You are NOT having flasher issues?

#102 10 years ago

Ok, what you are seeing then is simple GI connector burn out. That is very common. It is cause by underdesign/overload of the GI bulbs circuits.

As you are now running LED that will not happen again.

If the connector is really burnt bad, you will want to replace that connector. From the pic it does not look bad at all.
If the connector is just mildly burnt, and your reseat of the connector cleared up the problem, you are done.
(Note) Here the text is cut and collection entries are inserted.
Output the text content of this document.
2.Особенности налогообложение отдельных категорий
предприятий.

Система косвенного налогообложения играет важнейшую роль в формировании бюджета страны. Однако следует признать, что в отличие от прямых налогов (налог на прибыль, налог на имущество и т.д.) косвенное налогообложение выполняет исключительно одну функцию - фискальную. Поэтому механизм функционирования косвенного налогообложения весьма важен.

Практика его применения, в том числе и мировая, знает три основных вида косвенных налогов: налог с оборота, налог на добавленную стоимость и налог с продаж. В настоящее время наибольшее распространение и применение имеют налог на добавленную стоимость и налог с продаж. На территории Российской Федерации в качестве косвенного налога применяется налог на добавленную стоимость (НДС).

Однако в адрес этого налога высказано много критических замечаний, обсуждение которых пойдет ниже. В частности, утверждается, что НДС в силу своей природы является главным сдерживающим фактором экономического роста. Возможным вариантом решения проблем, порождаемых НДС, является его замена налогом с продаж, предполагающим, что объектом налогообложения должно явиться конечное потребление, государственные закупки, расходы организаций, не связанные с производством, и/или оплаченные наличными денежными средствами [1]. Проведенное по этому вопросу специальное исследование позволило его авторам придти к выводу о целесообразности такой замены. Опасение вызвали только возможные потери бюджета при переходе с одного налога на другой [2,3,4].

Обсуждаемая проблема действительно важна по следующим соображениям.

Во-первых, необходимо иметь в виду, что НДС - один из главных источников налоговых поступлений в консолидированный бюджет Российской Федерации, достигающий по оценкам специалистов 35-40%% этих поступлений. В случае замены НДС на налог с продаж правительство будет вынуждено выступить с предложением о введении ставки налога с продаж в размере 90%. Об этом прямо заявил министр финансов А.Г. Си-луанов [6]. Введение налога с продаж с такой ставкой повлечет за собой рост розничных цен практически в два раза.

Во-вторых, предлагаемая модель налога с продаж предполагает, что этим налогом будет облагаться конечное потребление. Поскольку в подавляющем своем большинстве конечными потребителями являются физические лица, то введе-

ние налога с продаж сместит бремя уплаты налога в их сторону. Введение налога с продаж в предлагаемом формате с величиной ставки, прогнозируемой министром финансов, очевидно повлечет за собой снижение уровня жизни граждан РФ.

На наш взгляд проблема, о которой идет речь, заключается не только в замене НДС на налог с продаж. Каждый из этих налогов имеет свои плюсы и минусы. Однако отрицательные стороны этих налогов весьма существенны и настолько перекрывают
No more testing/removing components or you may/will end up breaking something.

#106 10 years ago

At this point what exactly are you trying to fix?
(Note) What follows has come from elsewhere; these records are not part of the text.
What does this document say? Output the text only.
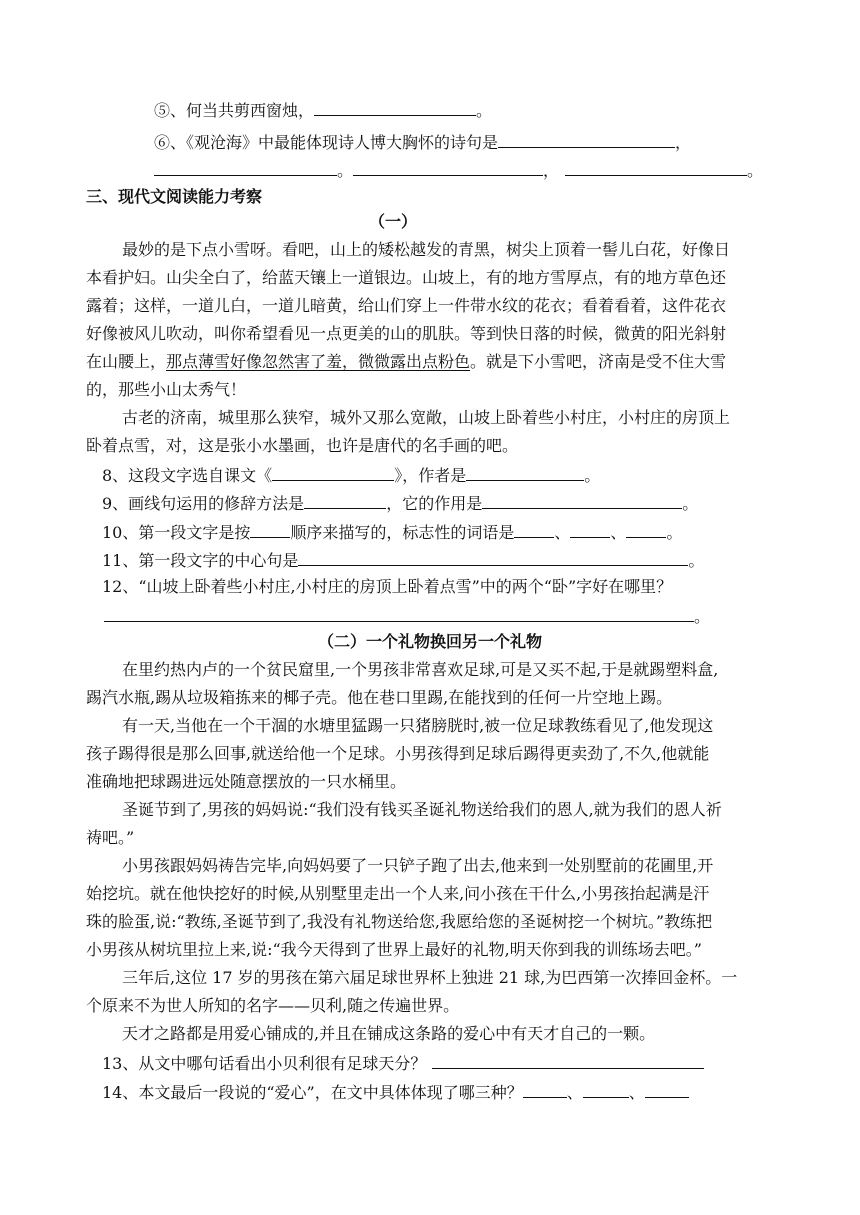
⑤、何当共剪西窗烛，	。
⑥、《观沧海》中最能体现诗人博大胸怀的诗句是	，
。	，	。
三、现代文阅读能力考察
（一）
最妙的是下点小雪呀。看吧，山上的矮松越发的青黑，树尖上顶着一髻儿白花，好像日
本看护妇。山尖全白了，给蓝天镶上一道银边。山坡上，有的地方雪厚点，有的地方草色还
露着；这样，一道儿白，一道儿暗黄，给山们穿上一件带水纹的花衣；看着看着，这件花衣
好像被风儿吹动，叫你希望看见一点更美的山的肌肤。等到快日落的时候，微黄的阳光斜射
在山腰上，那点薄雪好像忽然害了羞，微微露出点粉色。就是下小雪吧，济南是受不住大雪
的，那些小山太秀气！
古老的济南，城里那么狭窄，城外又那么宽敞，山坡上卧着些小村庄，小村庄的房顶上
卧着点雪，对，这是张小水墨画，也许是唐代的名手画的吧。
8、这段文字选自课文《	》，作者是	。
9、画线句运用的修辞方法是	，它的作用是	。
10、第一段文字是按	顺序来描写的，标志性的词语是	、	、	。
11、第一段文字的中心句是	。
12、“山坡上卧着些小村庄,小村庄的房顶上卧着点雪”中的两个“卧”字好在哪里？
。
（二）一个礼物换回另一个礼物
在里约热内卢的一个贫民窟里,一个男孩非常喜欢足球,可是又买不起,于是就踢塑料盒,
踢汽水瓶,踢从垃圾箱拣来的椰子壳。他在巷口里踢,在能找到的任何一片空地上踢。
有一天,当他在一个干涸的水塘里猛踢一只猪膀胱时,被一位足球教练看见了,他发现这
孩子踢得很是那么回事,就送给他一个足球。小男孩得到足球后踢得更卖劲了,不久,他就能
准确地把球踢进远处随意摆放的一只水桶里。
圣诞节到了,男孩的妈妈说:“我们没有钱买圣诞礼物送给我们的恩人,就为我们的恩人祈
祷吧。”
小男孩跟妈妈祷告完毕,向妈妈要了一只铲子跑了出去,他来到一处别墅前的花圃里,开
始挖坑。就在他快挖好的时候,从别墅里走出一个人来,问小孩在干什么,小男孩抬起满是汗
珠的脸蛋,说:“教练,圣诞节到了,我没有礼物送给您,我愿给您的圣诞树挖一个树坑。”教练把
小男孩从树坑里拉上来,说:“我今天得到了世界上最好的礼物,明天你到我的训练场去吧。”
三年后,这位 17 岁的男孩在第六届足球世界杯上独进 21 球,为巴西第一次捧回金杯。一
个原来不为世人所知的名字——贝利,随之传遍世界。
天才之路都是用爱心铺成的,并且在铺成这条路的爱心中有天才自己的一颗。
13、从文中哪句话看出小贝利很有足球天分？
14、本文最后一段说的“爱心”，在文中具体体现了哪三种？	、	、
You had a flaky pop bumper that turned out to be a switch adjustment.
You proactively changed the zeners on the P/S to lower the display voltages.
You had a some GU out due to a connector issue that is all set.

Why are you randomly testing all of your transistors?
Do you have another problem that your trying to isolate that I am missing?

I'm lost.

#110 10 years ago
Quoted from GPS:

Hi Pato
I seem to be frustrating and I do not mean to do that. What I am trying to do is learn about these machines so that when there is some noob like me down the road I can pay it back and in between now and then have some fun learning
I was reading in the service manual for Syst 11 that a good way to check the output transistors is to check for continuity between the heat sink (base) and the ground strap in the machine. If one gets continuity the transistor is shorted and needs replacing. Just checking mine here to make sure all is ok I suppose
Well I start doing this and end up with five or so that do show continuity but the game appears to work correctly. As Wayout reported the one transistor that I have that is supposedly shorted controls the jet bumper. Now if it is shorted which it is indicating the jet bumper should not be working correctly. Problem is it is working
I am not trying to be the bane of anyone's existence and maybe I just need to take a break from asking questions. Very possible. I tend to be a bit intense some times in my desire to learn
That's all Pato. Hope you have a good eve
G

Not being a bane. "but the game appears to work correctly" It's just very hard helping you fix something when I do not know what you are trying to fix.

It's all well and good trying to learn, but no where do I see what you are troubleshooting. It looks like your looking for problems on a running machine. Not a good way to learn.